The protocol defines:
- Node capability advertisement
- Task dispatch and acknowledgment
- Result submission
- Heartbeats and liveness signals
Design Principles
- Versioned APIs
- Backward compatibility
- Explicit resource declarations
Deliverables
compute-protocol(protobuf definitions)- Reference gRPC implementations
- Protocol documentation
Phase 3a — Kotlin Client Library & CLI
Goal: Provide a minimalistic frontend for Kotlin programs.
Deliverables
- DSL for core ops (e.g.,
A.matmul(B).add(C).relu().reduceSum()) - Automatic use of DataRefs for large tensors
- Simple CLI/submitter tool for demos
Phase 4 — Network Membership & Discovery
Goal: Enable nodes to join and leave the network without central authority.
Description
Nodes must be able to:
- Join the network autonomously
- Advertise their capabilities (CPU, memory, architecture)
- Discover orchestrators or peers
The mechanism must be:
- Decentralized
- Fault-tolerant
- Free of single points of failure
Possible Approaches
- Gossip-based discovery
- Distributed hash tables (DHTs)
- Peer bootstrap lists
(No final approach is enforced at this stage.)
Deliverables
- Membership and discovery design
- Initial implementation
- Threat model and failure analysis
Phase 4a — Data Service (MVP)
Goal: Register datasets, return handles, and issue short‑lived access links.
Deliverables
- Registry API (
/data/register,/data/{handle},/data/sign) - Metadata store (dtype, shape, partitioning, checksums)

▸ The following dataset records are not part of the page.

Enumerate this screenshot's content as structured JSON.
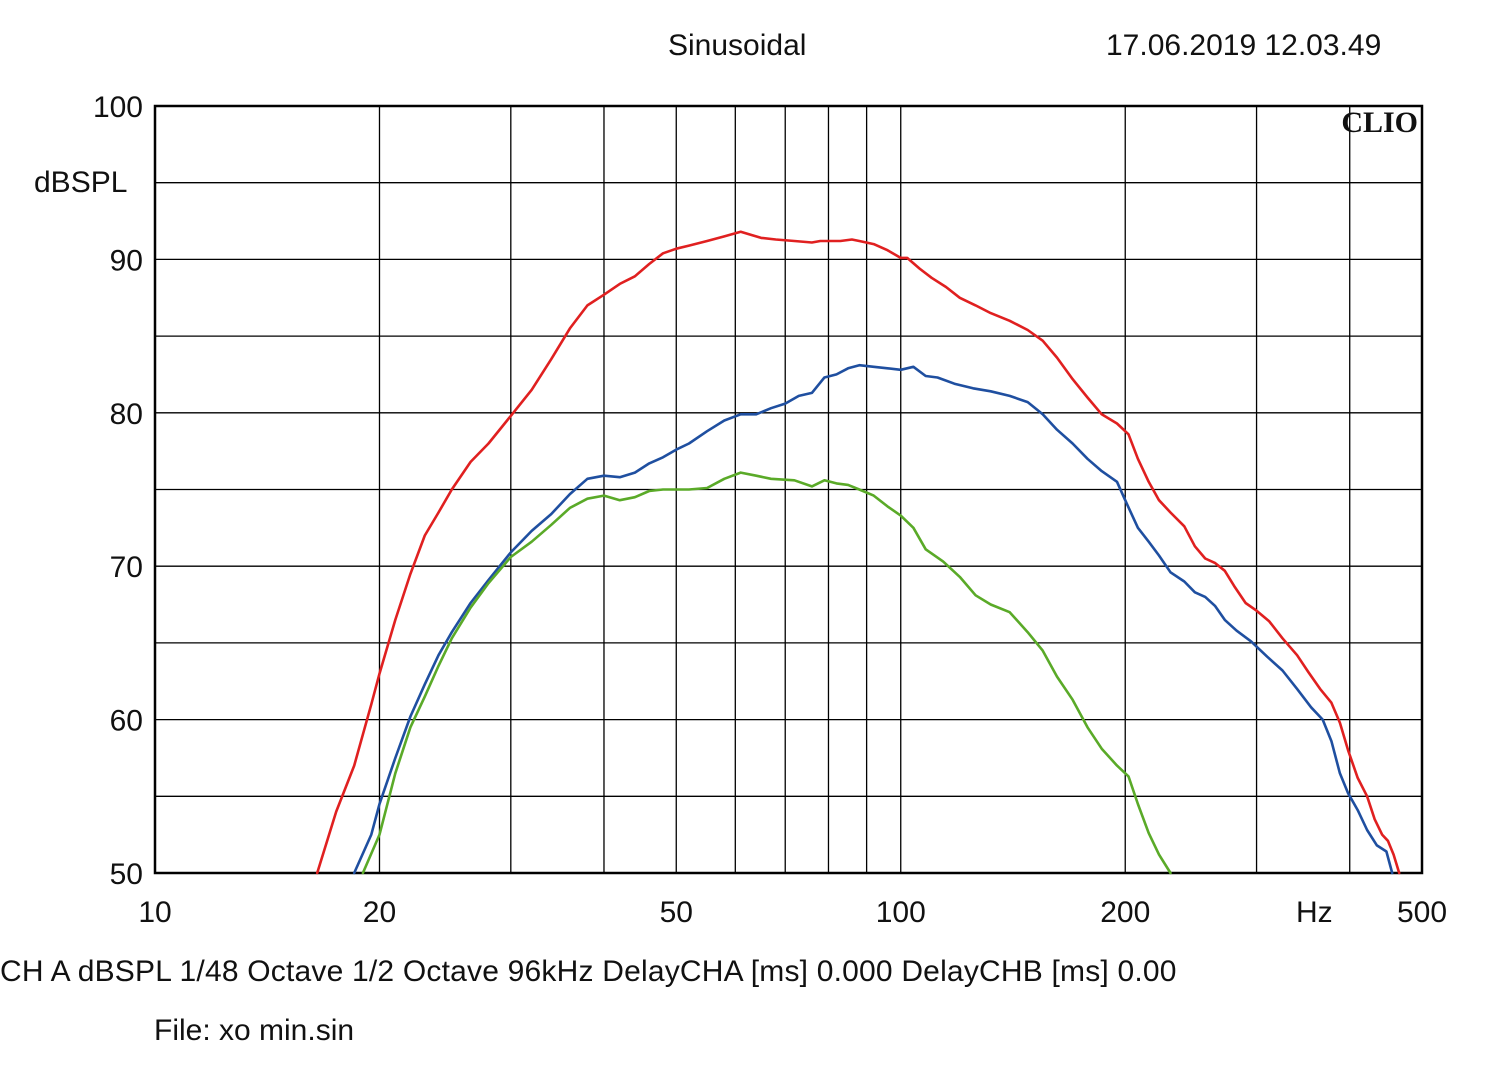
{
  "header": {
    "title": "Sinusoidal",
    "timestamp": "17.06.2019 12.03.49"
  },
  "brand": "CLIO",
  "footer": {
    "status_line": "CH A   dBSPL   1/48 Octave   1/2 Octave   96kHz   DelayCHA [ms] 0.000   DelayCHB [ms] 0.00",
    "file": "File: xo min.sin"
  },
  "chart_data": {
    "type": "line",
    "xscale": "log",
    "xlim": [
      10,
      500
    ],
    "ylim": [
      50,
      100
    ],
    "ylabel": "dBSPL",
    "xlabel": "Hz",
    "x_tick_labels": [
      {
        "value": 10,
        "label": "10"
      },
      {
        "value": 20,
        "label": "20"
      },
      {
        "value": 50,
        "label": "50"
      },
      {
        "value": 100,
        "label": "100"
      },
      {
        "value": 200,
        "label": "200"
      },
      {
        "value": 500,
        "label": "500"
      }
    ],
    "y_tick_labels": [
      {
        "value": 50,
        "label": "50"
      },
      {
        "value": 60,
        "label": "60"
      },
      {
        "value": 70,
        "label": "70"
      },
      {
        "value": 80,
        "label": "80"
      },
      {
        "value": 90,
        "label": "90"
      },
      {
        "value": 100,
        "label": "100"
      }
    ],
    "x_gridlines": [
      20,
      30,
      40,
      50,
      60,
      70,
      80,
      90,
      100,
      200,
      300,
      400
    ],
    "y_gridlines": [
      55,
      60,
      65,
      70,
      75,
      80,
      85,
      90,
      95
    ],
    "series": [
      {
        "color": "#e02020",
        "points": [
          [
            16.5,
            50
          ],
          [
            17.5,
            54
          ],
          [
            18.5,
            57
          ],
          [
            19.5,
            61
          ],
          [
            20,
            63
          ],
          [
            21,
            66.5
          ],
          [
            22,
            69.5
          ],
          [
            23,
            72
          ],
          [
            24,
            73.5
          ],
          [
            25,
            75
          ],
          [
            26.5,
            76.8
          ],
          [
            28,
            78
          ],
          [
            30,
            79.8
          ],
          [
            32,
            81.5
          ],
          [
            34,
            83.5
          ],
          [
            36,
            85.5
          ],
          [
            38,
            87
          ],
          [
            40,
            87.7
          ],
          [
            42,
            88.4
          ],
          [
            44,
            88.9
          ],
          [
            46,
            89.7
          ],
          [
            48,
            90.4
          ],
          [
            50,
            90.7
          ],
          [
            52,
            90.9
          ],
          [
            55,
            91.2
          ],
          [
            58,
            91.5
          ],
          [
            61,
            91.8
          ],
          [
            63,
            91.6
          ],
          [
            65,
            91.4
          ],
          [
            68,
            91.3
          ],
          [
            72,
            91.2
          ],
          [
            76,
            91.1
          ],
          [
            78,
            91.2
          ],
          [
            80,
            91.2
          ],
          [
            83,
            91.2
          ],
          [
            86,
            91.3
          ],
          [
            88,
            91.2
          ],
          [
            92,
            91.0
          ],
          [
            96,
            90.6
          ],
          [
            100,
            90.1
          ],
          [
            102,
            90.1
          ],
          [
            106,
            89.4
          ],
          [
            110,
            88.8
          ],
          [
            115,
            88.2
          ],
          [
            120,
            87.5
          ],
          [
            126,
            87.0
          ],
          [
            132,
            86.5
          ],
          [
            140,
            86.0
          ],
          [
            148,
            85.4
          ],
          [
            155,
            84.7
          ],
          [
            162,
            83.6
          ],
          [
            170,
            82.2
          ],
          [
            178,
            81.0
          ],
          [
            186,
            79.9
          ],
          [
            195,
            79.3
          ],
          [
            202,
            78.6
          ],
          [
            208,
            77.0
          ],
          [
            215,
            75.5
          ],
          [
            222,
            74.3
          ],
          [
            230,
            73.5
          ],
          [
            240,
            72.6
          ],
          [
            248,
            71.3
          ],
          [
            256,
            70.5
          ],
          [
            264,
            70.2
          ],
          [
            272,
            69.7
          ],
          [
            280,
            68.7
          ],
          [
            290,
            67.6
          ],
          [
            300,
            67.1
          ],
          [
            312,
            66.4
          ],
          [
            325,
            65.3
          ],
          [
            340,
            64.2
          ],
          [
            352,
            63.1
          ],
          [
            365,
            62.0
          ],
          [
            378,
            61.1
          ],
          [
            388,
            59.8
          ],
          [
            398,
            58.0
          ],
          [
            410,
            56.2
          ],
          [
            422,
            55.0
          ],
          [
            432,
            53.5
          ],
          [
            442,
            52.5
          ],
          [
            450,
            52.1
          ],
          [
            458,
            51.2
          ],
          [
            466,
            50.0
          ]
        ]
      },
      {
        "color": "#1f4fa0",
        "points": [
          [
            18.5,
            50
          ],
          [
            19.5,
            52.5
          ],
          [
            20,
            54.5
          ],
          [
            21,
            57.5
          ],
          [
            22,
            60.2
          ],
          [
            23,
            62.3
          ],
          [
            24,
            64.2
          ],
          [
            25,
            65.7
          ],
          [
            26.5,
            67.6
          ],
          [
            28,
            69.1
          ],
          [
            30,
            70.9
          ],
          [
            32,
            72.3
          ],
          [
            34,
            73.4
          ],
          [
            36,
            74.7
          ],
          [
            38,
            75.7
          ],
          [
            40,
            75.9
          ],
          [
            42,
            75.8
          ],
          [
            44,
            76.1
          ],
          [
            46,
            76.7
          ],
          [
            48,
            77.1
          ],
          [
            50,
            77.6
          ],
          [
            52,
            78.0
          ],
          [
            55,
            78.8
          ],
          [
            58,
            79.5
          ],
          [
            61,
            79.9
          ],
          [
            64,
            79.9
          ],
          [
            67,
            80.3
          ],
          [
            70,
            80.6
          ],
          [
            73,
            81.1
          ],
          [
            76,
            81.3
          ],
          [
            79,
            82.3
          ],
          [
            82,
            82.5
          ],
          [
            85,
            82.9
          ],
          [
            88,
            83.1
          ],
          [
            92,
            83.0
          ],
          [
            96,
            82.9
          ],
          [
            100,
            82.8
          ],
          [
            104,
            83.0
          ],
          [
            108,
            82.4
          ],
          [
            112,
            82.3
          ],
          [
            118,
            81.9
          ],
          [
            125,
            81.6
          ],
          [
            132,
            81.4
          ],
          [
            140,
            81.1
          ],
          [
            148,
            80.7
          ],
          [
            155,
            79.9
          ],
          [
            162,
            78.9
          ],
          [
            170,
            78.0
          ],
          [
            178,
            77.0
          ],
          [
            186,
            76.2
          ],
          [
            195,
            75.5
          ],
          [
            200,
            74.3
          ],
          [
            208,
            72.5
          ],
          [
            215,
            71.6
          ],
          [
            222,
            70.7
          ],
          [
            230,
            69.6
          ],
          [
            240,
            69.0
          ],
          [
            248,
            68.3
          ],
          [
            256,
            68.0
          ],
          [
            264,
            67.4
          ],
          [
            272,
            66.5
          ],
          [
            282,
            65.8
          ],
          [
            295,
            65.1
          ],
          [
            310,
            64.1
          ],
          [
            325,
            63.2
          ],
          [
            340,
            62.0
          ],
          [
            355,
            60.8
          ],
          [
            368,
            60.0
          ],
          [
            378,
            58.6
          ],
          [
            388,
            56.5
          ],
          [
            398,
            55.2
          ],
          [
            410,
            54.1
          ],
          [
            422,
            52.8
          ],
          [
            435,
            51.8
          ],
          [
            448,
            51.4
          ],
          [
            456,
            50.0
          ]
        ]
      },
      {
        "color": "#5aaa28",
        "points": [
          [
            19,
            50
          ],
          [
            20,
            52.5
          ],
          [
            21,
            56.5
          ],
          [
            22,
            59.5
          ],
          [
            23,
            61.5
          ],
          [
            24,
            63.5
          ],
          [
            25,
            65.3
          ],
          [
            26.5,
            67.3
          ],
          [
            28,
            68.9
          ],
          [
            30,
            70.6
          ],
          [
            32,
            71.6
          ],
          [
            34,
            72.7
          ],
          [
            36,
            73.8
          ],
          [
            38,
            74.4
          ],
          [
            40,
            74.6
          ],
          [
            42,
            74.3
          ],
          [
            44,
            74.5
          ],
          [
            46,
            74.9
          ],
          [
            48,
            75.0
          ],
          [
            52,
            75.0
          ],
          [
            55,
            75.1
          ],
          [
            58,
            75.7
          ],
          [
            61,
            76.1
          ],
          [
            64,
            75.9
          ],
          [
            67,
            75.7
          ],
          [
            72,
            75.6
          ],
          [
            76,
            75.2
          ],
          [
            79,
            75.6
          ],
          [
            82,
            75.4
          ],
          [
            85,
            75.3
          ],
          [
            88,
            75.0
          ],
          [
            92,
            74.6
          ],
          [
            96,
            73.9
          ],
          [
            100,
            73.3
          ],
          [
            104,
            72.5
          ],
          [
            108,
            71.1
          ],
          [
            114,
            70.3
          ],
          [
            120,
            69.3
          ],
          [
            126,
            68.1
          ],
          [
            132,
            67.5
          ],
          [
            140,
            67.0
          ],
          [
            148,
            65.7
          ],
          [
            155,
            64.5
          ],
          [
            162,
            62.8
          ],
          [
            170,
            61.3
          ],
          [
            178,
            59.5
          ],
          [
            186,
            58.1
          ],
          [
            195,
            57.0
          ],
          [
            202,
            56.3
          ],
          [
            208,
            54.5
          ],
          [
            215,
            52.6
          ],
          [
            222,
            51.2
          ],
          [
            230,
            50.0
          ]
        ]
      }
    ]
  }
}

- Optional link signing for S3/HTTP backends
Phase 5 — End-to-End Distributed Jobs
Goal: Run real workloads across the network.
Description
At this stage, the system can:
- Accept a large computational job
- Split it into many small tasks
- Execute tasks across heterogeneous nodes
- Recompose a final result
Initial workloads may include:
- Large matrix operations
- Synthetic benchmarks
- Toy machine-learning workloads
Deliverables
- End-to-end demo
- Benchmarks and metrics
- Operational documentation
- Demo assets:
docker-compose, submitter script, dashboards, test vectors wired
Phase 6 — Training Workloads
Goal: Use the compute network for real model training.
Description
Training algorithms developed in parallel can now target this infrastructure.
Key challenges include:
- Parameter sharding
- Synchronization vs asynchrony
- Fault-tolerant optimization
Deliverables
- First distributed training runs
- Training-specific orchestration extensions
- Lessons learned and architectural revisions
Phase 7 — Inference (Later)
Goal: Support inference workloads using the same network.

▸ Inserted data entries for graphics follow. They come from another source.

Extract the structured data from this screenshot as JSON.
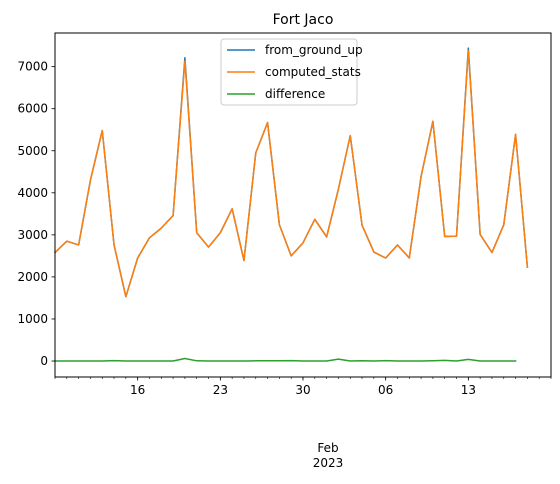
{
  "chart_data": {
    "type": "line",
    "title": "Fort Jaco",
    "xlabel": "",
    "ylabel": "",
    "x_start": "2023-01-09",
    "x_end": "2023-02-20",
    "x_ticks": [
      {
        "date": "2023-01-16",
        "label": "16"
      },
      {
        "date": "2023-01-23",
        "label": "23"
      },
      {
        "date": "2023-01-30",
        "label": "30"
      },
      {
        "date": "2023-02-06",
        "label": "06"
      },
      {
        "date": "2023-02-13",
        "label": "13"
      }
    ],
    "x_secondary_label": [
      "Feb",
      "2023"
    ],
    "ylim": [
      -380,
      7800
    ],
    "y_ticks": [
      0,
      1000,
      2000,
      3000,
      4000,
      5000,
      6000,
      7000
    ],
    "grid": false,
    "legend_position": "upper center",
    "series": [
      {
        "name": "from_ground_up",
        "color": "#1f77b4",
        "points": [
          [
            "2023-01-09",
            2580
          ],
          [
            "2023-01-10",
            2850
          ],
          [
            "2023-01-11",
            2760
          ],
          [
            "2023-01-12",
            4300
          ],
          [
            "2023-01-13",
            5480
          ],
          [
            "2023-01-14",
            2760
          ],
          [
            "2023-01-15",
            1530
          ],
          [
            "2023-01-16",
            2450
          ],
          [
            "2023-01-17",
            2930
          ],
          [
            "2023-01-18",
            3160
          ],
          [
            "2023-01-19",
            3460
          ],
          [
            "2023-01-20",
            7210
          ],
          [
            "2023-01-21",
            3050
          ],
          [
            "2023-01-22",
            2710
          ],
          [
            "2023-01-23",
            3050
          ],
          [
            "2023-01-24",
            3620
          ],
          [
            "2023-01-25",
            2390
          ],
          [
            "2023-01-26",
            4950
          ],
          [
            "2023-01-27",
            5670
          ],
          [
            "2023-01-28",
            3240
          ],
          [
            "2023-01-29",
            2500
          ],
          [
            "2023-01-30",
            2810
          ],
          [
            "2023-01-31",
            3370
          ],
          [
            "2023-02-01",
            2950
          ],
          [
            "2023-02-02",
            4090
          ],
          [
            "2023-02-03",
            5360
          ],
          [
            "2023-02-04",
            3230
          ],
          [
            "2023-02-05",
            2590
          ],
          [
            "2023-02-06",
            2450
          ],
          [
            "2023-02-07",
            2760
          ],
          [
            "2023-02-08",
            2450
          ],
          [
            "2023-02-09",
            4390
          ],
          [
            "2023-02-10",
            5700
          ],
          [
            "2023-02-11",
            2960
          ],
          [
            "2023-02-12",
            2970
          ],
          [
            "2023-02-13",
            7440
          ],
          [
            "2023-02-14",
            3010
          ],
          [
            "2023-02-15",
            2580
          ],
          [
            "2023-02-16",
            3240
          ],
          [
            "2023-02-17",
            5390
          ],
          [
            "2023-02-18",
            2230
          ]
        ]
      },
      {
        "name": "computed_stats",
        "color": "#ff7f0e",
        "points": [
          [
            "2023-01-09",
            2580
          ],
          [
            "2023-01-10",
            2850
          ],
          [
            "2023-01-11",
            2760
          ],
          [
            "2023-01-12",
            4300
          ],
          [
            "2023-01-13",
            5480
          ],
          [
            "2023-01-14",
            2760
          ],
          [
            "2023-01-15",
            1530
          ],
          [
            "2023-01-16",
            2450
          ],
          [
            "2023-01-17",
            2930
          ],
          [
            "2023-01-18",
            3160
          ],
          [
            "2023-01-19",
            3460
          ],
          [
            "2023-01-20",
            7130
          ],
          [
            "2023-01-21",
            3050
          ],
          [
            "2023-01-22",
            2710
          ],
          [
            "2023-01-23",
            3050
          ],
          [
            "2023-01-24",
            3620
          ],
          [
            "2023-01-25",
            2390
          ],
          [
            "2023-01-26",
            4950
          ],
          [
            "2023-01-27",
            5670
          ],
          [
            "2023-01-28",
            3240
          ],
          [
            "2023-01-29",
            2500
          ],
          [
            "2023-01-30",
            2810
          ],
          [
            "2023-01-31",
            3370
          ],
          [
            "2023-02-01",
            2950
          ],
          [
            "2023-02-02",
            4090
          ],
          [
            "2023-02-03",
            5360
          ],
          [
            "2023-02-04",
            3230
          ],
          [
            "2023-02-05",
            2590
          ],
          [
            "2023-02-06",
            2450
          ],
          [
            "2023-02-07",
            2760
          ],
          [
            "2023-02-08",
            2450
          ],
          [
            "2023-02-09",
            4390
          ],
          [
            "2023-02-10",
            5700
          ],
          [
            "2023-02-11",
            2960
          ],
          [
            "2023-02-12",
            2970
          ],
          [
            "2023-02-13",
            7380
          ],
          [
            "2023-02-14",
            3010
          ],
          [
            "2023-02-15",
            2580
          ],
          [
            "2023-02-16",
            3240
          ],
          [
            "2023-02-17",
            5390
          ],
          [
            "2023-02-18",
            2230
          ]
        ]
      },
      {
        "name": "difference",
        "color": "#2ca02c",
        "points": [
          [
            "2023-01-09",
            0
          ],
          [
            "2023-01-10",
            0
          ],
          [
            "2023-01-11",
            0
          ],
          [
            "2023-01-12",
            0
          ],
          [
            "2023-01-13",
            0
          ],
          [
            "2023-01-14",
            8
          ],
          [
            "2023-01-15",
            0
          ],
          [
            "2023-01-16",
            0
          ],
          [
            "2023-01-17",
            0
          ],
          [
            "2023-01-18",
            0
          ],
          [
            "2023-01-19",
            0
          ],
          [
            "2023-01-20",
            60
          ],
          [
            "2023-01-21",
            5
          ],
          [
            "2023-01-22",
            0
          ],
          [
            "2023-01-23",
            0
          ],
          [
            "2023-01-24",
            0
          ],
          [
            "2023-01-25",
            0
          ],
          [
            "2023-01-26",
            5
          ],
          [
            "2023-01-27",
            5
          ],
          [
            "2023-01-28",
            5
          ],
          [
            "2023-01-29",
            10
          ],
          [
            "2023-01-30",
            0
          ],
          [
            "2023-01-31",
            0
          ],
          [
            "2023-02-01",
            0
          ],
          [
            "2023-02-02",
            45
          ],
          [
            "2023-02-03",
            0
          ],
          [
            "2023-02-04",
            5
          ],
          [
            "2023-02-05",
            0
          ],
          [
            "2023-02-06",
            8
          ],
          [
            "2023-02-07",
            0
          ],
          [
            "2023-02-08",
            0
          ],
          [
            "2023-02-09",
            0
          ],
          [
            "2023-02-10",
            5
          ],
          [
            "2023-02-11",
            15
          ],
          [
            "2023-02-12",
            0
          ],
          [
            "2023-02-13",
            40
          ],
          [
            "2023-02-14",
            0
          ],
          [
            "2023-02-15",
            0
          ],
          [
            "2023-02-16",
            0
          ],
          [
            "2023-02-17",
            0
          ]
        ]
      }
    ]
  }
}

Inference is not a priority and will be addressed only after training is stable and well understood.
Guiding Principle
Participation first. Performance later.
The primary success metric is not raw FLOPS, but the number of people who can meaningfully participate in building and running the system.
Status
This roadmap is living documentation.
Phases may overlap, evolve, or be re-ordered as the project grows.